I know. I know! I've only had the darn thing a few days and have only taken it out packed for two days, so how can I make such a claim with so little time with it? Well, because it's a great bag! Seriously, though, if you're a photographer with a bag problem like me, you can tell pretty quickly if a bag is going work, to really fit 'most' of your needs (no bag can meet 'all' of one's needs) or is just going to be okay. Don't you agree?

So, what about this bag? Well, as I wrote in my last post, the craftsmanship in the construction of the Cooper Slim is only rivaled by the quality of the materials used to put it together. And, did I mention that it is very stylish and, well, just looks cool? No? Well it is and it does!

As with most camera bags, the Cooper Slim comes with a generous set of dividers. There are three types: one traditional with two 'hinged' end flaps each with a hook and loop strip and another type that has just one 'hinged' end flap so it is like a lift up top when secured on the insert in a compartment. The third type is the length of the height of the insert to be used to create compartments. The interior walls of the insert as well as the tall insert dividers are all made of a material to which the hook and loop on the smaller dividers will stick. (See images in gallery at end of this post.) All of these pieces make the insert “cavity” extremely configurable! As I showed through a sketched “side view” of my insert in my last post, the various dividers let you create levels within a compartment. This may be ho-hum to some of you and it’s probably not a “new” thing, but I have never had a bag that allowed for this. As a result, I can store lesser used things at the bottom of compartments, use a divider as a “ceiling” over it, and comfortably put a camera or lens on that divider.

E-M5 II with 12-40 accessed through top opening.

I show in the video I did on this bag that I am able to get the following items in my Cooper Slim 13 insert easily: E-M1 with the Panasonic 35-100mm lens, E-M5 II with the Panasonic 12-32mm lens, the Olympus Tough TG-Tracker, my Rokinon 7.5mm and Olympus 12-40mm lenses, the E-M5 II pop-on flash in its case, my Nissin i40 flash, and a wallet-type holder with lens filters. I put my iPad mini 3 in the front pocket under the flap and have extra batteries for both cameras, the battery charger, a battery tester, and a case of four AA batteries stored in an old Case Logic hard drive case and that is in one of the expandable front pocket. My 13” Apple MacBook Pro (new model without touch pad) fits in the large pocket on the back of the bag. That’s a fair amount of equipment and it fits without need to stuff. And the bag is not very heavy.

Showing how 12-40mm lens mounted on my E-M5 II rests nicely on soft divider that is on top of the TG Tracker and 12-32mm lens. Note red Case Logic bag in front expandable pocket.

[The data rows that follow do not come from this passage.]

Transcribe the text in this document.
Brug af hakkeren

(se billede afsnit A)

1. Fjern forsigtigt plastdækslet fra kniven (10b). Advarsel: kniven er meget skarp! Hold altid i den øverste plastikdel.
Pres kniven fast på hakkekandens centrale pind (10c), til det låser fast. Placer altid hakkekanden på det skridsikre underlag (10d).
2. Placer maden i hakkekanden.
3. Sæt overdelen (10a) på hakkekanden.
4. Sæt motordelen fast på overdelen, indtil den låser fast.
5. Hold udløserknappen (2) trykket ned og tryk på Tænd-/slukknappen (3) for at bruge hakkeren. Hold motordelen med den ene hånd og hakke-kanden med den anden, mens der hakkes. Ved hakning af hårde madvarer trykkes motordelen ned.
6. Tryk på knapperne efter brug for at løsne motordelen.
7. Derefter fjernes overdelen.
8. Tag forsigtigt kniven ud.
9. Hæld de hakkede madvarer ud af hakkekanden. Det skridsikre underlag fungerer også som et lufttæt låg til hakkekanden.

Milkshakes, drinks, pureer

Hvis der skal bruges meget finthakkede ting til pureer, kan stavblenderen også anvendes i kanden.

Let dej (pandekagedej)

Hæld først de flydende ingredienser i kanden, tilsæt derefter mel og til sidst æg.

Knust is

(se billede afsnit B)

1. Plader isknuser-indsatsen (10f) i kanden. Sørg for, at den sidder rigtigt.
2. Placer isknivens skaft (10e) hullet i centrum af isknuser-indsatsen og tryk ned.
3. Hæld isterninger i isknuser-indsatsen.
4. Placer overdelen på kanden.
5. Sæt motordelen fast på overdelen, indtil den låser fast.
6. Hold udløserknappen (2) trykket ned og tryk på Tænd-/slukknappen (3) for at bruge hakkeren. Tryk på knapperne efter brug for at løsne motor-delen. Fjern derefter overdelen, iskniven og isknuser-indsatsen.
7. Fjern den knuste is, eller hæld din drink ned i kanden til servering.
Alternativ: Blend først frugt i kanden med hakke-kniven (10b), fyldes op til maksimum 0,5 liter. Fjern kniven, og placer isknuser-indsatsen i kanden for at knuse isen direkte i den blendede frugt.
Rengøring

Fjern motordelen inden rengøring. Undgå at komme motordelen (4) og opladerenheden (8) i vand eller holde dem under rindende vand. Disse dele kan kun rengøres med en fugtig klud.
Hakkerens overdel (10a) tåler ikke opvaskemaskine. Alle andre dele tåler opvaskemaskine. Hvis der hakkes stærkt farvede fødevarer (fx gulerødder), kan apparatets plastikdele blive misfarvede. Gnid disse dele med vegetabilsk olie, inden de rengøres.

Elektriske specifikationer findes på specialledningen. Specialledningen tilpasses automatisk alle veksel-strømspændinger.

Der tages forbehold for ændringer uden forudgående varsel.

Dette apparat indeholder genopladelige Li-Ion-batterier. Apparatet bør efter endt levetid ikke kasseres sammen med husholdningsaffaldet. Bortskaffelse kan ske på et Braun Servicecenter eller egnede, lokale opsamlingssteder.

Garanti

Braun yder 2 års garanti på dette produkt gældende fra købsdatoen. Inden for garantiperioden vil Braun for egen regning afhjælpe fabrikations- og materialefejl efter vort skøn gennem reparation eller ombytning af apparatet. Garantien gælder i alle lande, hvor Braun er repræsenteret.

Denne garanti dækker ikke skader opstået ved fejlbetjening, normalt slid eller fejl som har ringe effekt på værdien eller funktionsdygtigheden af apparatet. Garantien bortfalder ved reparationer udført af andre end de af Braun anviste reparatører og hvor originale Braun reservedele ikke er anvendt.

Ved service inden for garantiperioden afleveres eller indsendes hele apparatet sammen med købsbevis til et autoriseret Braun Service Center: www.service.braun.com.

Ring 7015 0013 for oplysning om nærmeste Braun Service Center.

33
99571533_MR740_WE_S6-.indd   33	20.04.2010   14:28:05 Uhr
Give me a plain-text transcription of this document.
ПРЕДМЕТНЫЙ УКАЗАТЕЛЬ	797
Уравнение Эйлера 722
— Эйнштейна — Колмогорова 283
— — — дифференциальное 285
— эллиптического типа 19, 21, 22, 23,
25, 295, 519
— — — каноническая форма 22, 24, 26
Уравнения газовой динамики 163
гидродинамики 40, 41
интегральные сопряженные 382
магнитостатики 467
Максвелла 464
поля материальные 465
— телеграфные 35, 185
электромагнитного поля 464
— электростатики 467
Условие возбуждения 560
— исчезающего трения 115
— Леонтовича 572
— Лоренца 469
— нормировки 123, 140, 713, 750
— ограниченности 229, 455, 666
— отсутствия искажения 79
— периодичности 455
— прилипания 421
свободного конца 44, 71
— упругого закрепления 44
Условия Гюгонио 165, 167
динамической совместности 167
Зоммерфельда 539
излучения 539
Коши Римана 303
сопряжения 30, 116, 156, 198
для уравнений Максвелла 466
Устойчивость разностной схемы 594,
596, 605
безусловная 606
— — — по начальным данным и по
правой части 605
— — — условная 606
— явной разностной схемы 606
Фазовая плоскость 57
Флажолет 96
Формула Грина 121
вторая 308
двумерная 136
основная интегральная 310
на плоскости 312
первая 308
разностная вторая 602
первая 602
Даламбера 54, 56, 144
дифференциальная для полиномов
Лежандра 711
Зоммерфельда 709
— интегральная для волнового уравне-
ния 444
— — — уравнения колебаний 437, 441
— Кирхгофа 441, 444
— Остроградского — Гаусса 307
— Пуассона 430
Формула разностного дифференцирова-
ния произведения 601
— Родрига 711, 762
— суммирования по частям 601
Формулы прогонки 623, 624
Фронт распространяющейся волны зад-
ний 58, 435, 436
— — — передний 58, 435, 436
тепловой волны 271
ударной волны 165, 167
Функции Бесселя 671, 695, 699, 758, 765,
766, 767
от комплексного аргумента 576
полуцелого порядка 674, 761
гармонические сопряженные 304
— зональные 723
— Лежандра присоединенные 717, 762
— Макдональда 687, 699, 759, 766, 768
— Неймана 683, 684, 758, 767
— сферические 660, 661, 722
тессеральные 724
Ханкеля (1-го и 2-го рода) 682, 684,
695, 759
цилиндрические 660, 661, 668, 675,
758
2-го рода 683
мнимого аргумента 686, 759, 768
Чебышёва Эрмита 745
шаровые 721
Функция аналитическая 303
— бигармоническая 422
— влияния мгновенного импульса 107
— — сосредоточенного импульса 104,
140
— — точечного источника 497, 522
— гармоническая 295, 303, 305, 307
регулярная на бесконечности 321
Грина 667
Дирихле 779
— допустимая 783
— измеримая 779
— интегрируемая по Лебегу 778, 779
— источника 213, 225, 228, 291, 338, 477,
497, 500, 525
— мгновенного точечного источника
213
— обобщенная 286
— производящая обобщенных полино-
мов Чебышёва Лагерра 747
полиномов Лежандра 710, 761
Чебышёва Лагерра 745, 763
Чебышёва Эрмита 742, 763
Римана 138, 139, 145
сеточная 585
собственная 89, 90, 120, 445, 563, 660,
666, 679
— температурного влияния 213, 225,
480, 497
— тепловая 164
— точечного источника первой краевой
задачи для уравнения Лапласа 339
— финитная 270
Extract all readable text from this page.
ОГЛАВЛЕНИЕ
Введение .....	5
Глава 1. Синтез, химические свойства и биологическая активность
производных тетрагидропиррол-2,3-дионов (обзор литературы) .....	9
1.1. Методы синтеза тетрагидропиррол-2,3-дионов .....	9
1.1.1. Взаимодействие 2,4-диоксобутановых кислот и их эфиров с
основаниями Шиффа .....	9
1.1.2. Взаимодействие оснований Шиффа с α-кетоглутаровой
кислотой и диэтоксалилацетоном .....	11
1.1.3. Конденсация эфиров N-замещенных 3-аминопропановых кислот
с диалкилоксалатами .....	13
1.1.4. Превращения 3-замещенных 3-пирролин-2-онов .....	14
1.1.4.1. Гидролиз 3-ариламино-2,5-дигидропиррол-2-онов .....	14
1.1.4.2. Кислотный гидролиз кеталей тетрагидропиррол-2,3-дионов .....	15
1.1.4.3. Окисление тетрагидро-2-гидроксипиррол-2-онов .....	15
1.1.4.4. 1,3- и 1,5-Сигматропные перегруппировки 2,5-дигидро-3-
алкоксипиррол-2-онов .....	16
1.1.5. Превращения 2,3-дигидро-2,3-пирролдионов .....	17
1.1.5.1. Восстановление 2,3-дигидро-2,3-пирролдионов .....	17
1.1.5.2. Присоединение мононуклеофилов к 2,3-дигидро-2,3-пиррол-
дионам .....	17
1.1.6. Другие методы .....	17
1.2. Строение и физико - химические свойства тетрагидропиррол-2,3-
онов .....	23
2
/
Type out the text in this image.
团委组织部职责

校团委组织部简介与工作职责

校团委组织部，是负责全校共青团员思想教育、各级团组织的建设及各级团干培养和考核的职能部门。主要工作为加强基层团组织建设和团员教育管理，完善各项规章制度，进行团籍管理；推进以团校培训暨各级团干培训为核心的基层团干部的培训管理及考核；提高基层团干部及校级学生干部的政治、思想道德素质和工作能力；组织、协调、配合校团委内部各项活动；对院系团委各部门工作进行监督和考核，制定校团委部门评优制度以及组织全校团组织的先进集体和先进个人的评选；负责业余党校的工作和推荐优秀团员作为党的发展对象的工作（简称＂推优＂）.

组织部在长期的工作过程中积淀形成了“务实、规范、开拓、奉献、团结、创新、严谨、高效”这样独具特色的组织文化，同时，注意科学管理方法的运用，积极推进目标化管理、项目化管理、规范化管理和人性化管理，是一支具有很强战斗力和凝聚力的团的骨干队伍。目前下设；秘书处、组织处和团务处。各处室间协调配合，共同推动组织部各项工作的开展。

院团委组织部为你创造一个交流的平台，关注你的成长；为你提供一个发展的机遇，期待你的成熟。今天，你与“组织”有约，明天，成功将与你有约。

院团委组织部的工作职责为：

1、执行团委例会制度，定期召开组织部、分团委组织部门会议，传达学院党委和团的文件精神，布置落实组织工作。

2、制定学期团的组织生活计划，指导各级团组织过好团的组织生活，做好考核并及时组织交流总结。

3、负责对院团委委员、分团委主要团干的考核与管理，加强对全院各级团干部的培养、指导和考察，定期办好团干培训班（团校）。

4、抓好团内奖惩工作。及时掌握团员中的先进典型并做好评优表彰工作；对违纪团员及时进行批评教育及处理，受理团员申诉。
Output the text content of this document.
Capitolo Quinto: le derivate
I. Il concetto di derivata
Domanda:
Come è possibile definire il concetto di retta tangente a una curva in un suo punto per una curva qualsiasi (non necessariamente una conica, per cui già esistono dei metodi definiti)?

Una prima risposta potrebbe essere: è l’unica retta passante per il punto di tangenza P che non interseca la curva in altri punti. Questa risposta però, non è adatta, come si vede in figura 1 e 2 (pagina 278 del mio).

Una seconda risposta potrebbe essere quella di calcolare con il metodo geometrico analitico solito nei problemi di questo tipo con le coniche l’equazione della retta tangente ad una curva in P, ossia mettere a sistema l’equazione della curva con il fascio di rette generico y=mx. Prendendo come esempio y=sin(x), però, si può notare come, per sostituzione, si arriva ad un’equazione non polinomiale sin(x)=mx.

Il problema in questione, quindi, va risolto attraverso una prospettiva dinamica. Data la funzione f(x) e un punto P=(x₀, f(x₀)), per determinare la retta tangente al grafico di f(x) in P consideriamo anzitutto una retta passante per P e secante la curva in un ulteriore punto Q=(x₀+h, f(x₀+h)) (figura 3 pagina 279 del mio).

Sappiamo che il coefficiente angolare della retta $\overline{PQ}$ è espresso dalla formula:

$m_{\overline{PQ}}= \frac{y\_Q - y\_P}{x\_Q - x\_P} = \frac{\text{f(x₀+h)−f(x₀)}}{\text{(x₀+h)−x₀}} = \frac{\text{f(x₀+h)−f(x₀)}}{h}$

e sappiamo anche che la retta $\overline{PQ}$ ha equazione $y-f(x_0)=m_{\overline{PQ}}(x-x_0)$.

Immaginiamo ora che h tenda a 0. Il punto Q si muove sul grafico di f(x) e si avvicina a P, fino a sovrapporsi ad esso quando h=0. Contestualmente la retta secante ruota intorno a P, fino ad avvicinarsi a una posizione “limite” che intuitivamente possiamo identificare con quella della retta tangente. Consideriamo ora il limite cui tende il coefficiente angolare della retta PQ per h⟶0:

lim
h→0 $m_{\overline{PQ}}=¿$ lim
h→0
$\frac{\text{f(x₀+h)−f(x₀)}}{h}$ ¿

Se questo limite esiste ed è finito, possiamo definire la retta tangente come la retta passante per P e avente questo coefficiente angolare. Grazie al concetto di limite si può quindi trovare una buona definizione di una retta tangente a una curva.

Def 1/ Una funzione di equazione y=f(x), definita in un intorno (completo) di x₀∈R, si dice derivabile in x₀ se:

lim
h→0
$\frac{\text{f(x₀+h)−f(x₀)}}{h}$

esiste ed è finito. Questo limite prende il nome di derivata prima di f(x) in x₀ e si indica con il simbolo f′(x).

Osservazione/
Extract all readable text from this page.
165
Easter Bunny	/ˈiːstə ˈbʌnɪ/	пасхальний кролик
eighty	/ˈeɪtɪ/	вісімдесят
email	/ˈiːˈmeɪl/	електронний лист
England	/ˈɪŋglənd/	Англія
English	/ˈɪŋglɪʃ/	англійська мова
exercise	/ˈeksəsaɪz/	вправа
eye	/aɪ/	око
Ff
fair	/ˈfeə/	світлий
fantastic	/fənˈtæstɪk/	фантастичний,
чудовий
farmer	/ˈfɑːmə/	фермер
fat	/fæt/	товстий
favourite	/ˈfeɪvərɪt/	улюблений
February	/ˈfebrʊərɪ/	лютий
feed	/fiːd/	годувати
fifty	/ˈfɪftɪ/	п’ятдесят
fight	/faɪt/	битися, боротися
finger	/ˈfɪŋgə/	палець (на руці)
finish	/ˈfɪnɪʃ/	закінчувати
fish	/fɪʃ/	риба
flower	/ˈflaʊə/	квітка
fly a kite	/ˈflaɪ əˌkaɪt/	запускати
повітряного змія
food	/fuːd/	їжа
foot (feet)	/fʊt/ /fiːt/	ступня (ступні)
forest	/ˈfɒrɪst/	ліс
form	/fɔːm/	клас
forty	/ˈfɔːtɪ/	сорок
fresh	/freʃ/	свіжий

I took the bag out yesterday for a shoot and wanted to use the 12-40mm on the E-M5 II, so I removed the small 12-32mm and attached the 12-40. When I was finished, I started to switch the lenses, but realized that I could store the 12-32mm on top the TG Tracker and fold town the top flap from one of the vertical compartment dividers onto it and my E-M5 II with the 12-40mm fit perfectly back into its compartment with the lens resting on the divider that was covering the 12-32mm! Brilliant! And, I expect, the more I use the bag in different situations, the more I will find other ways to configure it. It so happens on an upcoming trip I do want to take both cameras since I expect to do some video recording for my YouTube series, but that won’t always be the case.

For now, I’m resigned to the fact that I will need to take a second bag on trips where I need some other equipment. However, now both bags will be relatively small and neither will be bulky and over-stuffed! The second bag will be my trusty Lowepro Streamline 250 that I’ve used on previous trips as my day bag. It now, however, becomes my “extra stuff” bag.